Par ailleurs, la Chine, dans sa percée internationale, doit continuer d’aider les africains dans des domaines vitaux comme l’agronomie, l’élevage, la santé… à la condition que nous sachions adapter son aide à nos réalités. Au-delà de la relation bilatérale, nous devons approfondir la coopération entre les peuples chinois et africain. Il faudrait que chaque peuple arrive à connaitre davantage l’autre. Je pense qu’il y a bon espoir avec la fédération que nous venons de créer. Elle permettra de mieux faire connaitre l’Afrique aux chinois.

QUELLES SONT VOS MISSIONS EN TANT QUE VICE-PRÉSIDENT DE LA FÉDÉRATION DES ASSOCIATIONS D’AMITIÉ CHINE-AFRIQUE QUI VIENT D’ÊTRE PORTE SUR LES FONTS BAPTISMAUX ?
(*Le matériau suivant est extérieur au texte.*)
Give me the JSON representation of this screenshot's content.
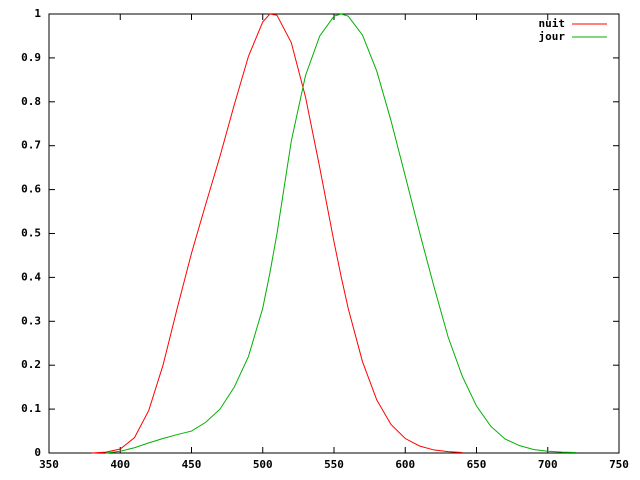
{
  "chart_data": {
    "type": "line",
    "x": [
      380,
      390,
      400,
      410,
      420,
      430,
      440,
      450,
      460,
      470,
      480,
      490,
      500,
      505,
      510,
      520,
      530,
      540,
      550,
      555,
      560,
      570,
      580,
      590,
      600,
      610,
      620,
      630,
      640,
      650,
      660,
      670,
      680,
      690,
      700,
      710,
      720
    ],
    "series": [
      {
        "name": "nuit",
        "color": "#ff0000",
        "values": [
          0,
          0.002,
          0.009,
          0.035,
          0.097,
          0.2,
          0.33,
          0.455,
          0.567,
          0.676,
          0.793,
          0.904,
          0.982,
          1.0,
          0.997,
          0.935,
          0.811,
          0.65,
          0.481,
          0.402,
          0.329,
          0.208,
          0.121,
          0.065,
          0.033,
          0.016,
          0.007,
          0.003,
          0.001,
          null,
          null,
          null,
          null,
          null,
          null,
          null,
          null
        ]
      },
      {
        "name": "jour",
        "color": "#00b000",
        "values": [
          null,
          0.0001,
          0.004,
          0.012,
          0.023,
          0.033,
          0.042,
          0.05,
          0.07,
          0.1,
          0.15,
          0.22,
          0.33,
          0.41,
          0.5,
          0.71,
          0.86,
          0.95,
          0.995,
          1.0,
          0.995,
          0.952,
          0.87,
          0.757,
          0.631,
          0.503,
          0.381,
          0.265,
          0.175,
          0.107,
          0.061,
          0.032,
          0.017,
          0.008,
          0.004,
          0.002,
          0.001
        ]
      }
    ],
    "xlim": [
      350,
      750
    ],
    "xticks": [
      350,
      400,
      450,
      500,
      550,
      600,
      650,
      700,
      750
    ],
    "ylim": [
      0,
      1
    ],
    "yticks": [
      0,
      0.1,
      0.2,
      0.3,
      0.4,
      0.5,
      0.6,
      0.7,
      0.8,
      0.9,
      1
    ],
    "legend": "top-right"
  }
}
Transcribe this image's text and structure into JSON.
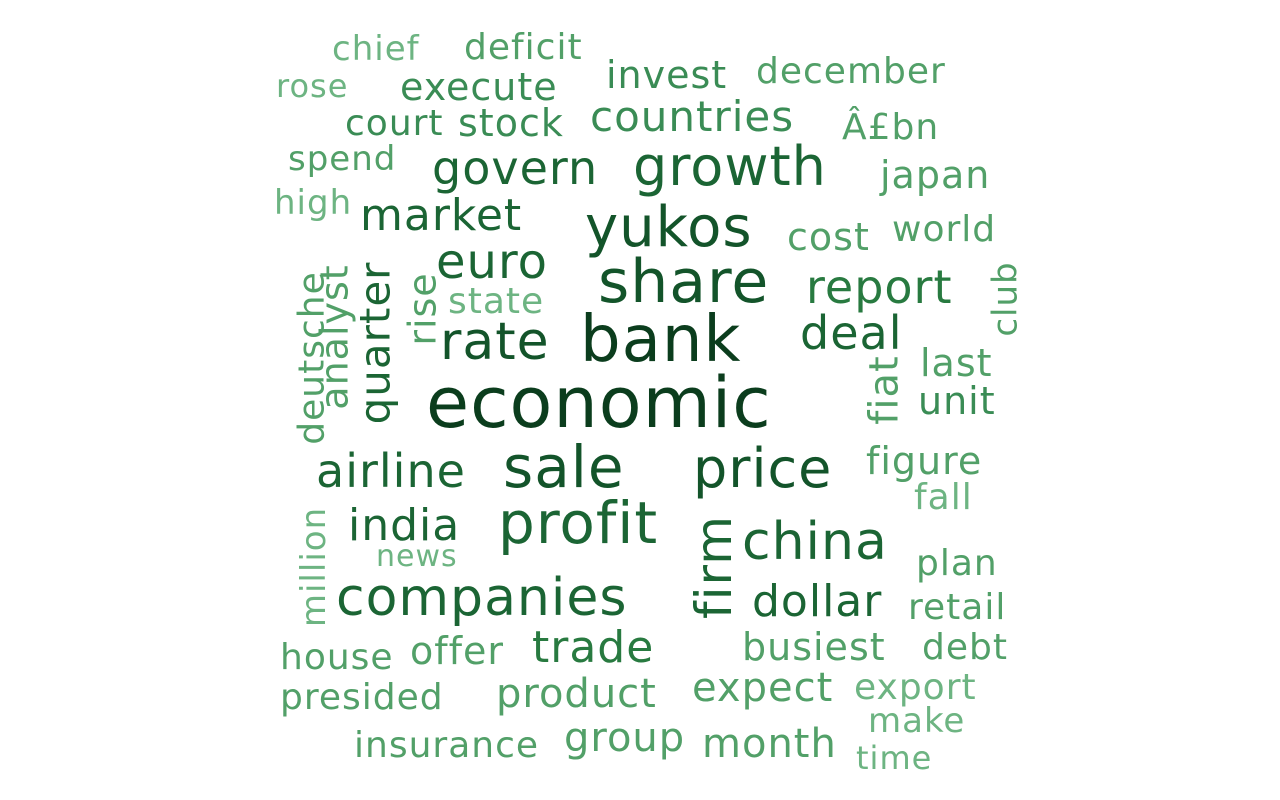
{
  "colors": {
    "background": "#ffffff",
    "tier1": "#0b3d1d",
    "tier2": "#13542a",
    "tier3": "#1b6534",
    "tier4": "#287a40",
    "tier5": "#3a8c55",
    "tier6": "#52a068",
    "tier7": "#6db482"
  },
  "words": {
    "economic": "economic",
    "bank": "bank",
    "share": "share",
    "yukos": "yukos",
    "sale": "sale",
    "price": "price",
    "profit": "profit",
    "china": "china",
    "companies": "companies",
    "growth": "growth",
    "govern": "govern",
    "market": "market",
    "euro": "euro",
    "rate": "rate",
    "deal": "deal",
    "report": "report",
    "airline": "airline",
    "india": "india",
    "firm": "firm",
    "dollar": "dollar",
    "trade": "trade",
    "quarter": "quarter",
    "countries": "countries",
    "cost": "cost",
    "stock": "stock",
    "execute": "execute",
    "invest": "invest",
    "december": "december",
    "deficit": "deficit",
    "chief": "chief",
    "rose": "rose",
    "court": "court",
    "pound_bn": "Â£bn",
    "spend": "spend",
    "japan": "japan",
    "high": "high",
    "world": "world",
    "state": "state",
    "rise": "rise",
    "analyst": "analyst",
    "deutsche": "deutsche",
    "club": "club",
    "last": "last",
    "fiat": "fiat",
    "unit": "unit",
    "figure": "figure",
    "fall": "fall",
    "news": "news",
    "million": "million",
    "plan": "plan",
    "retail": "retail",
    "house": "house",
    "offer": "offer",
    "busiest": "busiest",
    "debt": "debt",
    "presided": "presided",
    "product": "product",
    "expect": "expect",
    "export": "export",
    "make": "make",
    "insurance": "insurance",
    "group": "group",
    "month": "month",
    "time": "time"
  }
}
Mon rôle sera de faire ressortir les facettes de notre culture. En réalité, je le faisais déjà dans les amphithéâtres et autres cénacles ou j’ai l’opportunité d’une prise de parole directe. Les chinois ne connaissant pas la vraie Afrique, il y a souvent des mésententes qui font le bonheur des pourfendeurs de la Chine-Afrique. C’est donc à nous de sauvegarder cette amitié en promouvant notre culture africaine pour qu’elle soit davantage connue et respectée.